In Arrears, Iran Loses its Vote in the UN

BY HUGH FITZGERALD

SEE: https://www.jihadwatch.org/2021/01/in-arrears-iran-loses-its-vote-in-the-un;

republished below in full unedited for informational, educational & research purposes:

The most amusing, if not necessarily most important story to come out of the Middle East this week: Iran turns out to be the biggest deadbeat in the UN, owing that body $16.2 million that it has been unable to come up with. Once Iran wallowed in wealth, suffering from an embarrass de richesse, the oil money came in torrents, and in the good old pre-Khomeini days Iran’s rich would fly in catered meals from Fauchon and Hediard in Paris – surely the most expensive version of GrubHub ever invented. The Shah spent hundreds of millions of dollars on celebrating the 2,500th anniversary of the Persian Empire in October 1971. But that was then, and this is now, and Iran has fallen on hard times. The UN has just announced that for failure to pay its dues, Iran will lose its voting rights in the General Assembly. One less vote in the Kangaroo Court of the UN General Assembly against Israel, one giant step for mankind. What was once an embarrassment of Iranian riches has become, in a time of economic collapse in Teheran, merely an embarrassment. The report on Iran’s empty pockets is here: “Iran loses UN voting rights over unpaid dues, blames US sanctions,” by Lahav Harkov, Jerusalem Post, January 18, 2021

Iran and six other countries lost their right to vote in the UN General Assembly, because they have not paid their dues, UN Secretary-General Antonio Guterres said on Monday.

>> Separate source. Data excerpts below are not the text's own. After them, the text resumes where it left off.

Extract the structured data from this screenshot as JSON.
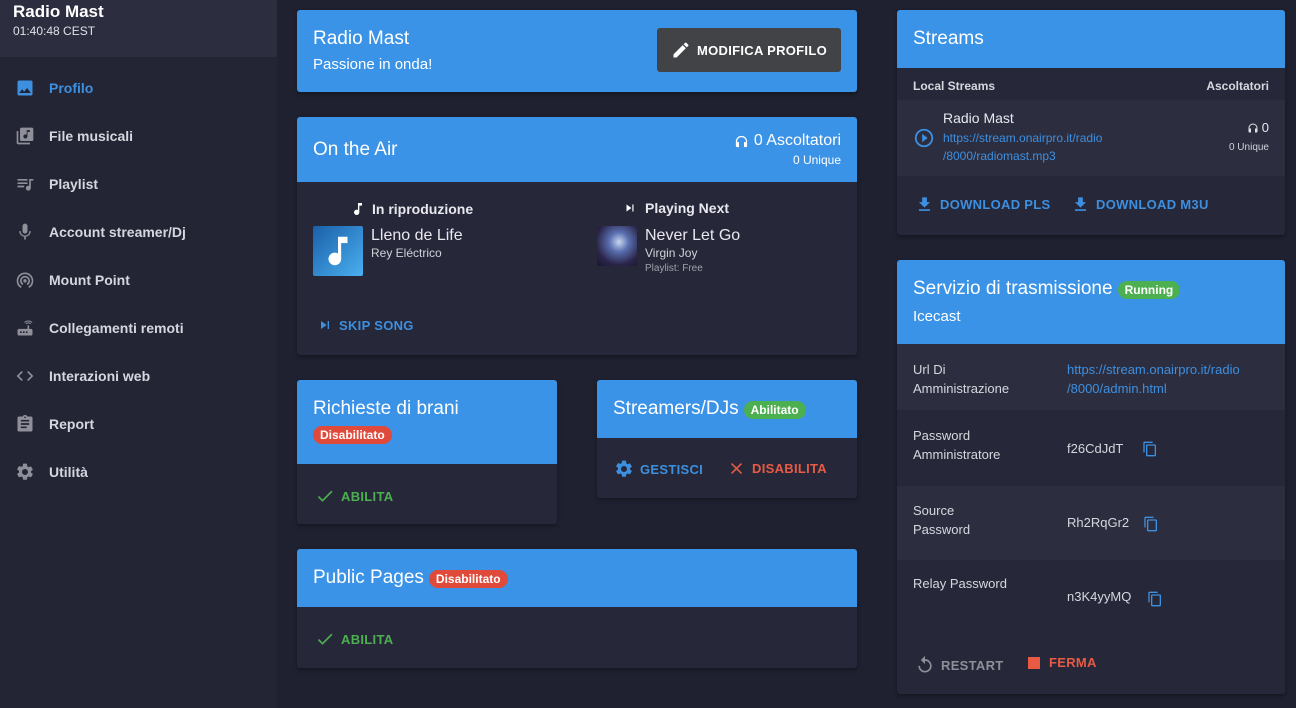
{
  "app": {
    "title": "Radio Mast",
    "time": "01:40:48 CEST"
  },
  "sidebar": {
    "items": [
      {
        "label": "Profilo",
        "icon": "image-icon"
      },
      {
        "label": "File musicali",
        "icon": "music-library-icon"
      },
      {
        "label": "Playlist",
        "icon": "playlist-icon"
      },
      {
        "label": "Account streamer/Dj",
        "icon": "microphone-icon"
      },
      {
        "label": "Mount Point",
        "icon": "broadcast-icon"
      },
      {
        "label": "Collegamenti remoti",
        "icon": "router-icon"
      },
      {
        "label": "Interazioni web",
        "icon": "code-icon"
      },
      {
        "label": "Report",
        "icon": "clipboard-icon"
      },
      {
        "label": "Utilità",
        "icon": "gear-icon"
      }
    ]
  },
  "profile": {
    "name": "Radio Mast",
    "tagline": "Passione in onda!",
    "edit_label": "MODIFICA PROFILO"
  },
  "on_air": {
    "title": "On the Air",
    "listeners": "0 Ascoltatori",
    "unique": "0 Unique",
    "now_playing": {
      "label": "In riproduzione",
      "title": "Lleno de Life",
      "artist": "Rey Eléctrico"
    },
    "next": {
      "label": "Playing Next",
      "title": "Never Let Go",
      "artist": "Virgin Joy",
      "playlist": "Playlist: Free"
    },
    "skip_label": "SKIP SONG"
  },
  "requests": {
    "title": "Richieste di brani",
    "badge": "Disabilitato",
    "action": "ABILITA"
  },
  "streamers": {
    "title": "Streamers/DJs",
    "badge": "Abilitato",
    "manage": "GESTISCI",
    "disable": "DISABILITA"
  },
  "public_pages": {
    "title": "Public Pages",
    "badge": "Disabilitato",
    "action": "ABILITA"
  },
  "streams": {
    "title": "Streams",
    "col_left": "Local Streams",
    "col_right": "Ascoltatori",
    "item": {
      "name": "Radio Mast",
      "url_line1": "https://stream.onairpro.it/radio",
      "url_line2": "/8000/radiomast.mp3",
      "count": "0",
      "unique": "0 Unique"
    },
    "download_pls": "DOWNLOAD PLS",
    "download_m3u": "DOWNLOAD M3U"
  },
  "broadcast": {
    "title": "Servizio di trasmissione",
    "status": "Running",
    "server": "Icecast",
    "rows": [
      {
        "label1": "Url Di",
        "label2": "Amministrazione",
        "value1": "https://stream.onairpro.it/radio",
        "value2": "/8000/admin.html"
      },
      {
        "label1": "Password",
        "label2": "Amministratore",
        "value": "f26CdJdT"
      },
      {
        "label1": "Source",
        "label2": "Password",
        "value": "Rh2RqGr2"
      },
      {
        "label1": "Relay Password",
        "value": "n3K4yyMQ"
      }
    ],
    "restart": "RESTART",
    "stop": "FERMA"
  },
  "colors": {
    "accent": "#3a93e6",
    "background": "#1f2130",
    "card": "#262839",
    "success": "#4caf50",
    "danger": "#e04a3b"
  }
}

Iran blamed US sanctions for blocking the Islamic Republic from paying its required contribution to the UN.

Guterres wrote a letter to General Assembly President Volkan Bozkir of Turkey that the countries in arrears to the UN will have their UNGA voting rights suspended in accordance with the UN charter, which calls for the suspension of voting rights if a member state fails to pay its fees for more than two years.

Iran owes $16.2 million, more than any other country.

Iranian Foreign Ministry spokesman Saeed Khatibzadeh said the funds designated for UN payments are frozen in two South Korean banks, due to US sanctions. He said the Islamic Republic has a total of $7 billion in those banks.

Khatibzadeh demanded that the UN guarantee the payments are safely transferred without using US banks.

“Given that the United States has encroached upon Iran’s international assets before, the Islamic Republic of Iran insists that the UN not use an American intermediary bank to receive our country’s membership fee, or that this organization guarantee the financial transfer channel,” Iran International News quoted Khatibzadeh as saying.

Blaming the Great Satan for your inability to come up with $16.2 million is absurd. There are many ways to pay that UN bill without being forced to use an American bank. The Iranians could, if they wished, use a Qatari bank to transfer funds – Qatar is, as of this writing, still friendly with Iran. It hasn’t yet succumbed to the blandishments of the GCC, that has ended its blockade of Qatar and welcomed the waddling Emir with open arms. Here’s an even better suggestion: why not use a Russian bank? Surely Vladimir Putin would be glad to help out his friends in Tehran. What a marvelous way for Putin to join the Supreme Leader in jointly thumbing their noses at the Great Satan. And if Iran wants to do something really daring, why doesn’t it pay its UN bill with Bitcoin or some other up-and-coming cryptocurrency? And finally, what about the tried-and-true Suitcase Method? Just as Qassem Soleimani once delivered an even larger sum — $22 million – in bags of cash to Hamas delegates at the airport just before they left Tehran in 2006, nothing prevents the Iranian government from scraping together $16.2 million in cash – I’m sure the Supreme Leader can come with that amount from his petty cash; after all, the business empire Ayatollah Khamenei controls is worth $250 billion. That sum can be neatly placed in a few suitcases, and then Foreign Minister Javad Zarif can hand-deliver those suitcases stuffed with cash to U.N Secretary-General Guterres.

But while Iran will then be given back its right to vote in the General Assembly, it can’t undo the fact that in not paying its dues for more than two years, it has cut a sorry figure on the world stage, a seeming – albeit temporary – deadbeat, trying to pin its failure to pay the UN on the US sanctions, when there are plenty of ways to deliver that $16.2 million.

But even if Iran settles up, the world knows now that for two years it could not, or would not, out of some blend of spite, economic distress, and desire to find one more reason to blame the US, come up with what is, in international transactions, a trivial sum. This provides an embarrassing image – poor Iran, standing on a crepuscular street corner under a streetlight, one hand held out in Eleemosynary Position #1, as it quietly sings “Brother, can you spare a dime?” — that the Islamic Republic, so defiant of both the Great and the Little Satan, a braggart warrior that keeps hinting it is ready to roll, wants to be quickly forgotten. I don’t think it will fall in arrears again.